Poder e Governo
Arthur Henrique vence eleição suplementar em Roraima com candidatura sub judice
Ex-prefeito de Boa Vista teve 60,87% dos votos, mas aguarda decisão do TSE e do STF sobre prazo de desincompatibilização
O ex-prefeito de Boa Vista (RR) Arthur Henrique (PL) venceu a eleição suplementar para o governo de Roraima, realizada neste domingo, com 60,87% dos votos. Ele e o vice, Subtenente Velton (PL), concorreram sub judice, após a candidatura da chapa ser indeferida por divergências sobre o cumprimento do prazo de desincompatibilização.

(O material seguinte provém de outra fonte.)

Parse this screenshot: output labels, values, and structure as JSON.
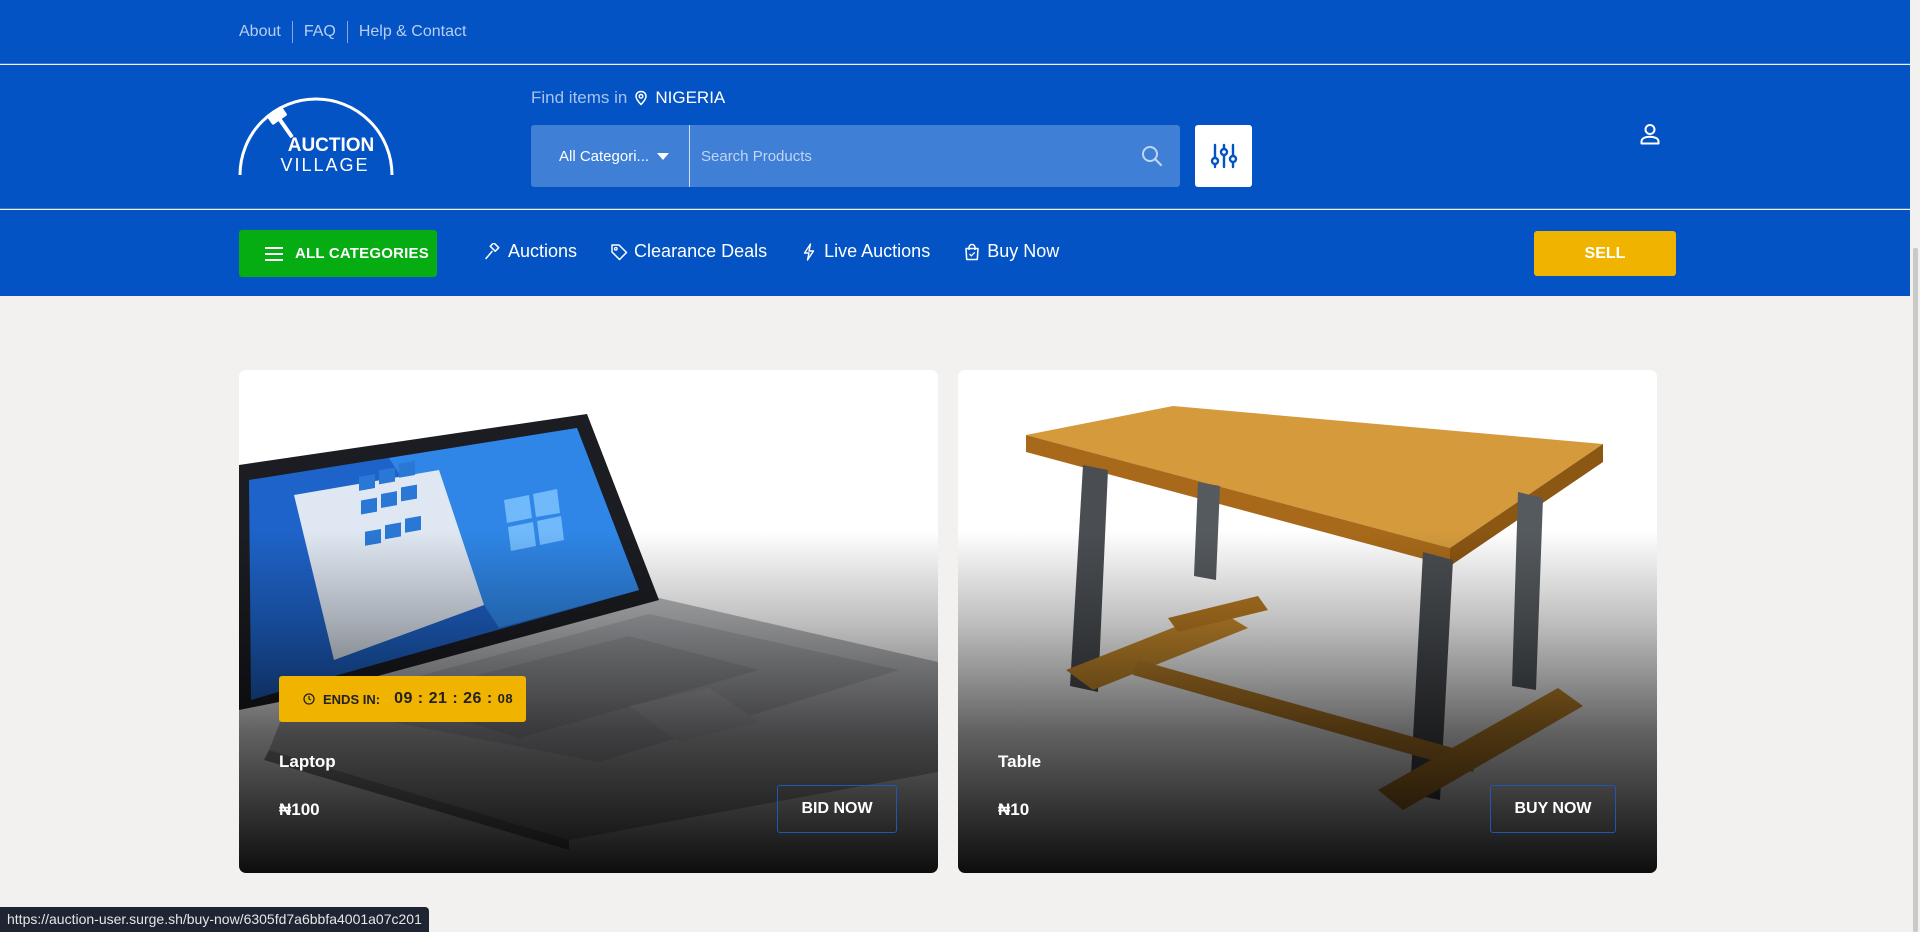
{
  "topbar": {
    "links": [
      "About",
      "FAQ",
      "Help & Contact"
    ]
  },
  "header": {
    "logo_top": "AUCTION",
    "logo_bottom": "VILLAGE",
    "find_label": "Find items in",
    "country": "NIGERIA",
    "category_select": "All Categori...",
    "search_placeholder": "Search Products"
  },
  "nav": {
    "all_categories": "ALL CATEGORIES",
    "links": [
      {
        "label": "Auctions",
        "icon": "gavel-icon"
      },
      {
        "label": "Clearance Deals",
        "icon": "tag-icon"
      },
      {
        "label": "Live Auctions",
        "icon": "lightning-icon"
      },
      {
        "label": "Buy Now",
        "icon": "shopping-bag-icon"
      }
    ],
    "sell": "SELL"
  },
  "products": [
    {
      "title": "Laptop",
      "price": "₦100",
      "action": "BID NOW",
      "ends_label": "ENDS IN:",
      "ends_time_main": "09 : 21 : 26 :",
      "ends_time_sec": "08"
    },
    {
      "title": "Table",
      "price": "₦10",
      "action": "BUY NOW"
    }
  ],
  "status_url": "https://auction-user.surge.sh/buy-now/6305fd7a6bbfa4001a07c201",
  "colors": {
    "primary_blue": "#0353c4",
    "green": "#05ad12",
    "yellow": "#f0b300"
  }
}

A chapa aguarda o julgamento de recursos no Tribunal Superior Eleitoral (TSE) e no Supremo Tribunal Federal (STF). Arthur Henrique contou com o apoio do senador Flávio Bolsonaro (PL-RJ), pré-candidato à Presidência.
Arthur Henrique venceu Soldado Sampaio (Republicanos), que obteve 35,72%, e Nelita Frank (PT), que recebeu 3,40%. Sampaio está no comando interino do estado por ser presidente da Assembleia Legislativa. Os votos nulos somaram 1,59%, e os brancos, 1,26%.
O ex-prefeito conquistou 160.004 votos. No site do TSE, porém, eles aparecem como “anulados sub judice”. Soldado Sampaio obteve 93.897 votos, enquanto Nelita Frank recebeu 8.948. Ao todo, 270.558 eleitores compareceram às urnas.
O pleito foi convocado após a chapa eleita em 2022 ser cassada por abuso de poder político e econômico. O ex-governador Antonio Denarium (Republicanos) renunciou antes da conclusão do julgamento, e o vice, Edilson Damião (União Brasil), perdeu o mandato.
“A vontade do povo prevaleceu”, escreveu Arthur Henrique, na noite deste domingo, em publicação nas redes sociais.
Entenda a disputa judicial
O Tribunal Regional Eleitoral de Roraima havia estabelecido que, para disputar a eleição do mandato-tampão, os candidatos deveriam deixar seus respectivos cargos em até 24 horas após as convenções partidárias.
No dia 27 de maio, no entanto, o ministro Flávio Dino, do STF, derrubou a decisão do TRE e definiu que deveria ser observado o prazo constitucional e legal de seis meses previsto na Lei da Inelegibilidade.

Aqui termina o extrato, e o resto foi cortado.